Despite anticipation surrounding the date, analysts from S&P Global Market Intelligence warn that uncertainty will likely persist through the remainder of 2025, regardless of the outcome of upcoming negotiations.
US President Donald Trump has repeatedly suggested that higher tariffs are imminent, citing the expiration of the temporary pause. However, experts anticipate a more nuanced outcome.
According to S&P Global, countries will likely be sorted into four categories based on their negotiation status with the US—ranging from those with provisional deals to those facing immediate tariff hikes.
“Reaching a provisional deal doesn’t guarantee lower tariffs,” said John Raines, Head of North America Economics & Country Risk at S&P Global Market Intelligence. “Deals could still result in tariffs higher than the current 10% baseline. Moreover, countries can shift categories over time, depending on how talks evolve.”
Provisional trade deals have been reached with China, the UK, and Vietnam. However, negotiations with the EU, Japan, and India remain unresolved, complicated by political tensions and ongoing U.S. national security reviews under Section 232.
The US administration has warned that countries failing to secure agreements will receive formal notices of new tariffs—potentially as high as 70%. Trump signed letters to 12 nations outlining these “take it or leave it” tariff offers, which are set to be sent on Monday.

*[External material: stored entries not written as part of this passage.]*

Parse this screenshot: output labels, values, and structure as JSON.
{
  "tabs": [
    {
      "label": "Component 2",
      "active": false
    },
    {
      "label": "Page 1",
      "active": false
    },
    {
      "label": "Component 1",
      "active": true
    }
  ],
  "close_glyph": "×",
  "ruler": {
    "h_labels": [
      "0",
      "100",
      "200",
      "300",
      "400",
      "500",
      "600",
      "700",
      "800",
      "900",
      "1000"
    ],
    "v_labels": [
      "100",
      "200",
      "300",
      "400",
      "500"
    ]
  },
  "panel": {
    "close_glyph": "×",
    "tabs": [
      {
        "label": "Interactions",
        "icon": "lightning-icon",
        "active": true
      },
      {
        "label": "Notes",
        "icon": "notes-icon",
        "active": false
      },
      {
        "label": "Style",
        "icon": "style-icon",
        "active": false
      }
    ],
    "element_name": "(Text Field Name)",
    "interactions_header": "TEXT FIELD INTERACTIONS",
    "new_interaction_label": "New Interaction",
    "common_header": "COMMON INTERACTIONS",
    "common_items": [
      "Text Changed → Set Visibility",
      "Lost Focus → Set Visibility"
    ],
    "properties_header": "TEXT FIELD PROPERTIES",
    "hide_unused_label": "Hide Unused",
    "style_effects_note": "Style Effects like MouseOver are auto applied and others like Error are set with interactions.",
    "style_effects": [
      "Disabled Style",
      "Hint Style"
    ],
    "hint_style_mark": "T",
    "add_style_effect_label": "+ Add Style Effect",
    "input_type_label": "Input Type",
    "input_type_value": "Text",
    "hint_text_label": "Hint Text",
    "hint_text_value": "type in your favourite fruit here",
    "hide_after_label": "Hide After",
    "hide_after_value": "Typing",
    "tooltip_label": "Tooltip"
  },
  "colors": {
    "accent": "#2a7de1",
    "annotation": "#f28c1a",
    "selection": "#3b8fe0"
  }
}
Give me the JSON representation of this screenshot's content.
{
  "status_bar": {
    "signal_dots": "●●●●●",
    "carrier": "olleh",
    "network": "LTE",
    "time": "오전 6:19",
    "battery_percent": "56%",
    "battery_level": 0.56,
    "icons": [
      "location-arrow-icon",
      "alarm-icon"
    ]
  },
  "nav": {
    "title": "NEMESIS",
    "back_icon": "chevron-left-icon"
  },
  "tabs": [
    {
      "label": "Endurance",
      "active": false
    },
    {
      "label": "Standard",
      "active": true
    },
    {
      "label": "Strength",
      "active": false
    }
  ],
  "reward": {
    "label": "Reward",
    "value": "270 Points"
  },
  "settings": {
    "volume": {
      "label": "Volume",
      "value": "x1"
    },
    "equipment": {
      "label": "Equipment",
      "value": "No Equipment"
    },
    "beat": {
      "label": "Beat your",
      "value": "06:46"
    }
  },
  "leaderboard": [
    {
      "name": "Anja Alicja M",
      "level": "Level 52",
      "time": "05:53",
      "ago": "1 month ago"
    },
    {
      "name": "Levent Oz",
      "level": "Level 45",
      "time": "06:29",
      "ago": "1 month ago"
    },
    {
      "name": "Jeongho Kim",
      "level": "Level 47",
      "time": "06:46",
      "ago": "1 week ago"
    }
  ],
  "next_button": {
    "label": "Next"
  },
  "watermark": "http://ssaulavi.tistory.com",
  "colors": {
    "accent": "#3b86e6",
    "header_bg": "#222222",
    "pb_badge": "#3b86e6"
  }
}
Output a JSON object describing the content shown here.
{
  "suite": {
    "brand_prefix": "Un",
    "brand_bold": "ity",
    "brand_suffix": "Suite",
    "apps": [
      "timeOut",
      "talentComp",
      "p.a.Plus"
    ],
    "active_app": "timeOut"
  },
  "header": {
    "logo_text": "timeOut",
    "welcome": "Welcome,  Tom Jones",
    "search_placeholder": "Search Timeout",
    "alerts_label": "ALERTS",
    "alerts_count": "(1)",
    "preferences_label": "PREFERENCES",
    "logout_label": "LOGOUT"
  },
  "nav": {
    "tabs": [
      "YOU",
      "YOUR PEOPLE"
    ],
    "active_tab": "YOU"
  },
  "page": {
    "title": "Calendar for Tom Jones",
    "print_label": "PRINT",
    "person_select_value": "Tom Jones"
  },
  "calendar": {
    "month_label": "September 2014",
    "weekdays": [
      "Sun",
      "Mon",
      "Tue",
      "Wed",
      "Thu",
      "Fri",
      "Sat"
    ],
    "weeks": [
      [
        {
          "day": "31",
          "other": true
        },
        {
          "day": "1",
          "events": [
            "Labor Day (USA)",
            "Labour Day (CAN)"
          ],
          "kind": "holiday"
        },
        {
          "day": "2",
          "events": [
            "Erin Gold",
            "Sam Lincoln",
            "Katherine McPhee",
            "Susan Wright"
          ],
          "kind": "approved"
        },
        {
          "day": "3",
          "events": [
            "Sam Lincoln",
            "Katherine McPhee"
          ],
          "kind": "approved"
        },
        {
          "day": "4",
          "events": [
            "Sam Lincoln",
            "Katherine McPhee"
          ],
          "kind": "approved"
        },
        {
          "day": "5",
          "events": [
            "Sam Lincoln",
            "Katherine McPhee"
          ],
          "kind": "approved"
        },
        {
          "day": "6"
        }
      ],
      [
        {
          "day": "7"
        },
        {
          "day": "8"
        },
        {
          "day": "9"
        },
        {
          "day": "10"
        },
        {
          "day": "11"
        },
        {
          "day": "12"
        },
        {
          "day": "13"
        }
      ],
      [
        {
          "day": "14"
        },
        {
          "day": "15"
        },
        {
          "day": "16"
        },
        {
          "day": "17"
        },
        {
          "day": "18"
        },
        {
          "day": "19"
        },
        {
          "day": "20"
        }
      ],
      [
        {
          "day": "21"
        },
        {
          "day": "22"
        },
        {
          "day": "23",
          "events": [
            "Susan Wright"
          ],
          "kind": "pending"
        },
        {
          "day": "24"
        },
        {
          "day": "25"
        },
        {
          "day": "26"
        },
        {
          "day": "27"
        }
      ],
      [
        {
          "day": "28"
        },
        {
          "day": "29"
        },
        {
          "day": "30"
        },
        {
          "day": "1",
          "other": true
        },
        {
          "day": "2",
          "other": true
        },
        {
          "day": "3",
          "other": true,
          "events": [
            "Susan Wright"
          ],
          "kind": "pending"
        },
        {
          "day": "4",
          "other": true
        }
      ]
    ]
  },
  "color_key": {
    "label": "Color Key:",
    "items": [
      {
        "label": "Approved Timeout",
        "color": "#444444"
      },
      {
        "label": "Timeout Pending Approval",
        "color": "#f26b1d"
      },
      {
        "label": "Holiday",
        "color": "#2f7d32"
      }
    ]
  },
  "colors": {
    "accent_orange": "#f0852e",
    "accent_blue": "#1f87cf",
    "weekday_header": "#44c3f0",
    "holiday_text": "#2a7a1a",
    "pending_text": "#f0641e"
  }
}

Even countries currently exempt from immediate tariff increases face the ongoing threat of future hikes. Tariffs may be used as short-term leverage, lasting only weeks if shifting market conditions or diplomatic progress prompt the White House to reconsider.
If the US fails to finalize trade deals with certain nations by the July 9 deadline, country-specific tariffs will take effect after midnight, sharply increasing duties on billions of dollars’ worth of imports worldwide. Given the complexity of these negotiations, some experts believe the U.S. may extend the tariff pause for select countries to allow more time for talks.
The economic impact is already showing in forecasts. S&P projects core US inflation to climb to 3.7% in the second half of 2025, likely keeping the Federal Reserve from cutting interest rates until at least December. That pause, combined with tighter financial conditions, is expected to slow economic growth and push unemployment up to 4.7% by mid-2026.
In a more pessimistic scenario, where tariffs are sharply raised under authorities like the International Emergency Economic Powers Act (IEEPA), the US economy could contract by 0.5% in the second half of this year, with unemployment potentially peaking at 6.1%.
President Trump has described tariffs as a tool to boost domestic manufacturing and shrink trade deficits. However, critics argue the costs ultimately fall on US importers and consumers, especially as average duties could jump from pre-Trump levels of around 3% to nearly 20% under proposed hikes.
Meanwhile, countries worldwide are scrambling to finalize trade frameworks before the deadline. The uncertain policy environment is complicating supply chain planning and investment decisions globally, as markets await the July 9 outcome—and whatever may come after.
While Trump's protectionist strategy may serve domestic political goals, the global ripple effects are only beginning to be felt. And if the past 90 days are any indication, volatility will remain the norm in U.S. trade policy.